The CHART OF THE DAY shows the Topix index gained an average 0.4 percent this year on Wednesdays, the so-called mid-week hump. That was the only day with a positive return as the measure sank 10 percent over the period. The bottom panel shows Mondays, when investors lost the most: 0.5 percent on average.
Good news has been hard to come by in 2014 as concern about Prime Minister Shinzo Abe’s progress in reviving the economy drives the steepest developed-stock decline. The gains eked out on Wednesdays come after what’s typically the best session for U.S. stocks, with the Standard & Poor’s 500 Index jumping an average 0.4 percent on Tuesdays this year, data compiled by Bloomberg show. The gauge has gained 2.4 percent in 2014.
“Hedge funds trading Japanese shares are targeting half-day or one-day gains, and many of them think Japan will move the same way as the U.S.,” Tatsushi Maeno, head of Japanese equities at PineBridge Investment Japan Co. in Tokyo, which oversees about 300 billion yen ($2.9 billion), said by phone yesterday. “If you believe the trend will continue, you should sell on Friday, buy back after shares fall on Monday and then sell on Wednesday.”

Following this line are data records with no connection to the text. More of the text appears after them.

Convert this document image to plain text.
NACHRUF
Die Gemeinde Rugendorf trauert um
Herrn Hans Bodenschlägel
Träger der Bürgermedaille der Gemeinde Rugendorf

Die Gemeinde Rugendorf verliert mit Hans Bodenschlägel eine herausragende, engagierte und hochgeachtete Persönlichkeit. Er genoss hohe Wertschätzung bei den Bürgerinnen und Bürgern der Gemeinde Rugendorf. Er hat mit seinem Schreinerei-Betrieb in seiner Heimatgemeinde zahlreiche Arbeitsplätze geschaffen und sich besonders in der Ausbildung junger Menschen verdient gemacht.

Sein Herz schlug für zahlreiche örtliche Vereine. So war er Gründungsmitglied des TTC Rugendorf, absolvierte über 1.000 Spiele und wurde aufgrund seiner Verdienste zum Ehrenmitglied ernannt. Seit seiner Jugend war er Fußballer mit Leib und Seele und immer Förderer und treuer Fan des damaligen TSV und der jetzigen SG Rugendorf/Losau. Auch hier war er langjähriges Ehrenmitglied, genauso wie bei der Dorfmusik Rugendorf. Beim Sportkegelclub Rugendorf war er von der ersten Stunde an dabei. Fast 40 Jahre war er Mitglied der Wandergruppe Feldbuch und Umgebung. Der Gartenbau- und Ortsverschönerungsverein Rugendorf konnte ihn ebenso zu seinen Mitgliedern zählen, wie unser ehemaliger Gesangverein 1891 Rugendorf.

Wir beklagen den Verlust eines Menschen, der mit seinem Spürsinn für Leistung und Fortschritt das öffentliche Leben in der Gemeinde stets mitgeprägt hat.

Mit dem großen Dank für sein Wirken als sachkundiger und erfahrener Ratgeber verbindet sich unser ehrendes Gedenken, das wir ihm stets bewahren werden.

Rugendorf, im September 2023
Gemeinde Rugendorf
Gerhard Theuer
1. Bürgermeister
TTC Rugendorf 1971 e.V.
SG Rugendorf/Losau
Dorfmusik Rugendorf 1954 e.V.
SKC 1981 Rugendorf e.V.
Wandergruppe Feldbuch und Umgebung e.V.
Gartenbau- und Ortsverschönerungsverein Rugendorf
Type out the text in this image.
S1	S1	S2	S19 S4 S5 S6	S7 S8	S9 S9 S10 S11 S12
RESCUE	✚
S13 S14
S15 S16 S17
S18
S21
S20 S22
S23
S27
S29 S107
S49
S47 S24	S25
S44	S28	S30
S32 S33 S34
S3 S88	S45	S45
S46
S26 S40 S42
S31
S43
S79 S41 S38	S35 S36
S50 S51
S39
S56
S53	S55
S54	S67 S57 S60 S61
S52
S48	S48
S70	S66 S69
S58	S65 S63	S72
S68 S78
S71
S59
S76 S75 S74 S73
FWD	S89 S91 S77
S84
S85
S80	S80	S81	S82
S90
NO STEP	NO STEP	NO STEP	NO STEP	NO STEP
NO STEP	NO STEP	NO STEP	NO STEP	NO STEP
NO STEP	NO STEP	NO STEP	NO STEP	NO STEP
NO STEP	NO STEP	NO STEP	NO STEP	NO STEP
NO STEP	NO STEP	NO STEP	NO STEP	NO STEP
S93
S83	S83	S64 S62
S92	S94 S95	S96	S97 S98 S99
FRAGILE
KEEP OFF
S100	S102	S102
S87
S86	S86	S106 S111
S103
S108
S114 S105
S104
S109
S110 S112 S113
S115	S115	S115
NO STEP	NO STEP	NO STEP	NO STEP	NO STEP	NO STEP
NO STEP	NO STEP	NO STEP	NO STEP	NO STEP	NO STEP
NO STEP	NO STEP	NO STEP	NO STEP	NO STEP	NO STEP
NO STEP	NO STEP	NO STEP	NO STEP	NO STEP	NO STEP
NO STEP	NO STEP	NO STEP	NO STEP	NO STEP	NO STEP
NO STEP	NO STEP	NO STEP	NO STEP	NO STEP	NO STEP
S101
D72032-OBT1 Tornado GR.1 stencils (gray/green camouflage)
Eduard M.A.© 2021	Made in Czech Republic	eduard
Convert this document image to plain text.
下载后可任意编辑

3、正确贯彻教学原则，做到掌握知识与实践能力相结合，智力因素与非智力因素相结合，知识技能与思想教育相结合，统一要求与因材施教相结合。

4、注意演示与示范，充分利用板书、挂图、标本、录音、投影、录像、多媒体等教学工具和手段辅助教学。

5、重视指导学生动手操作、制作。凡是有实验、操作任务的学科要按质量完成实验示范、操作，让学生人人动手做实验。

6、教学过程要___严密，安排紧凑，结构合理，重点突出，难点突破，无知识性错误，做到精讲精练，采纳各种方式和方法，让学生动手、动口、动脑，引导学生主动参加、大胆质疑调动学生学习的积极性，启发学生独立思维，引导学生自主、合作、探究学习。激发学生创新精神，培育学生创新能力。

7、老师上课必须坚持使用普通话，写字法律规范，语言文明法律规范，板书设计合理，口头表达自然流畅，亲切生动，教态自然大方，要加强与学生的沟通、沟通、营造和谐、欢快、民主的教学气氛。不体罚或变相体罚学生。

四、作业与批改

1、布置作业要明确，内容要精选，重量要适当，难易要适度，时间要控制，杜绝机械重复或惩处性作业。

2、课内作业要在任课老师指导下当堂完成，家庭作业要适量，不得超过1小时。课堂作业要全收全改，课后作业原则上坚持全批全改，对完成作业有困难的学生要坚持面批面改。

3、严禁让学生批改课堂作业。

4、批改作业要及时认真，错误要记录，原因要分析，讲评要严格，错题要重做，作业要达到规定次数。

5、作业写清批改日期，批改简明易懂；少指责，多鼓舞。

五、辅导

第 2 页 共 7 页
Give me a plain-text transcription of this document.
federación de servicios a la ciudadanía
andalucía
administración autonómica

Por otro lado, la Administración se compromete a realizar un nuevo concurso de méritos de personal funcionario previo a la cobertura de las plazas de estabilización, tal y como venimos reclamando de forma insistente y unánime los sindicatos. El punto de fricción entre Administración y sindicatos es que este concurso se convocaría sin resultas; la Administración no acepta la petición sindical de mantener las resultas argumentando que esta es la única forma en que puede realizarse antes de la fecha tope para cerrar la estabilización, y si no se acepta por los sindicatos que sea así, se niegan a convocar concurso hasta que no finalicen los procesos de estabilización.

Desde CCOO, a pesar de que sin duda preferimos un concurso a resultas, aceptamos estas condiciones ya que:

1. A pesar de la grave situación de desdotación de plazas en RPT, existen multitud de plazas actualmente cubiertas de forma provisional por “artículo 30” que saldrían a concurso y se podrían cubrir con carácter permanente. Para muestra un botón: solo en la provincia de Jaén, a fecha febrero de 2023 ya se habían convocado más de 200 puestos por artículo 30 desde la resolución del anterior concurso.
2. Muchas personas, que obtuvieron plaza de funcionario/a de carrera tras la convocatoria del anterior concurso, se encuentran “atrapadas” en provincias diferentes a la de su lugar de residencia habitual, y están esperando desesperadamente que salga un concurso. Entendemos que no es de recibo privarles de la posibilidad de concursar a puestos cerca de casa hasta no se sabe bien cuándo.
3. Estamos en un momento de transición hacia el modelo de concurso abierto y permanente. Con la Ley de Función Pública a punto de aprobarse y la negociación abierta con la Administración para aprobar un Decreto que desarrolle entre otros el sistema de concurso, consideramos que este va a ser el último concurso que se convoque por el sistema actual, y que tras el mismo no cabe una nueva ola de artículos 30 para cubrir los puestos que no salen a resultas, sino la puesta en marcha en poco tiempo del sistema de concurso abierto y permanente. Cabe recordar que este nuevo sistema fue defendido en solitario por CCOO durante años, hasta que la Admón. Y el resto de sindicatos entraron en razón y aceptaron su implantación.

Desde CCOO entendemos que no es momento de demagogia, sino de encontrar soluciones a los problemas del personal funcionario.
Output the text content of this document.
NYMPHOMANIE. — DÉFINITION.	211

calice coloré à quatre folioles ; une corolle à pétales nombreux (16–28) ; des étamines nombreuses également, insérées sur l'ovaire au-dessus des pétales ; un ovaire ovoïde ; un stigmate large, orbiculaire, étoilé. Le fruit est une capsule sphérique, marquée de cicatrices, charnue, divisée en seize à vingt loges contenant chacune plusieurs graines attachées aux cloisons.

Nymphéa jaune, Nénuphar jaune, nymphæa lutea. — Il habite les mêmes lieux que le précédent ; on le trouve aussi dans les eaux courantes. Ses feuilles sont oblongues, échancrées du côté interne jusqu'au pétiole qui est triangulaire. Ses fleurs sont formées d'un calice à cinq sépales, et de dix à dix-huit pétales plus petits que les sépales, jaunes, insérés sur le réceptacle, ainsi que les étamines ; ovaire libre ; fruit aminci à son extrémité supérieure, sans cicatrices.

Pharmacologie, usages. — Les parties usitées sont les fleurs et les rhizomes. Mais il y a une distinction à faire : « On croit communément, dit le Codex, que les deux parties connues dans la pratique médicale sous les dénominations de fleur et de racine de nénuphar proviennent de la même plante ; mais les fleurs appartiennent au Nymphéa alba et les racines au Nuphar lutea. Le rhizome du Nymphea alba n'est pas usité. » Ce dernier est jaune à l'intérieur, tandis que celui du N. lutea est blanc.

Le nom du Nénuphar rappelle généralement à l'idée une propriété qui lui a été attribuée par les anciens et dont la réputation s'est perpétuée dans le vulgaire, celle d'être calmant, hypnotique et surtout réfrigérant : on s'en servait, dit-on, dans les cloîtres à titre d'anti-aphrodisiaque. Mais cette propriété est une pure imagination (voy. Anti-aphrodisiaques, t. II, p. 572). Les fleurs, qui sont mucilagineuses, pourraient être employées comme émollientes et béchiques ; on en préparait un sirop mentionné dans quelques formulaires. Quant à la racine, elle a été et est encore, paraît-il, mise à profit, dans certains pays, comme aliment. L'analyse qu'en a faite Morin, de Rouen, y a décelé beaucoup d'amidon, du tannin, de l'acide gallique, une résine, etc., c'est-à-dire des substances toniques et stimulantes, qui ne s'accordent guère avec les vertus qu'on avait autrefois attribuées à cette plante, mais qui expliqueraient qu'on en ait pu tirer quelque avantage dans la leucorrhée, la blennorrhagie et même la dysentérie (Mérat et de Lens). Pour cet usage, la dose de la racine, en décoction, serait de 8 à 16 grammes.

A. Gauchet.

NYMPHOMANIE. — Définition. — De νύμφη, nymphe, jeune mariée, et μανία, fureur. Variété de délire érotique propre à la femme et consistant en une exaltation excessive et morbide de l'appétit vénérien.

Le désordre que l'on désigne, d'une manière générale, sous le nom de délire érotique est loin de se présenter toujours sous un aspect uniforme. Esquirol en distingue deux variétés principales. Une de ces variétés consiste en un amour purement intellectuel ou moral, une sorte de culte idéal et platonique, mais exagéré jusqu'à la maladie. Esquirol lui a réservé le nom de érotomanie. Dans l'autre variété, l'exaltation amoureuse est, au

The Topix saw gains on Wednesdays and Thursdays in the decade through 2013, and declines the other three days with the biggest on Tuesdays, data compiled by Bloomberg show.
“The drop on Mondays in 2014 shows people basically aren’t bullish on Japan,” said Maeno. “They take a break and process information over the weekend, decide they’re not optimistic and sell again the next week. That’s the mentality at play.”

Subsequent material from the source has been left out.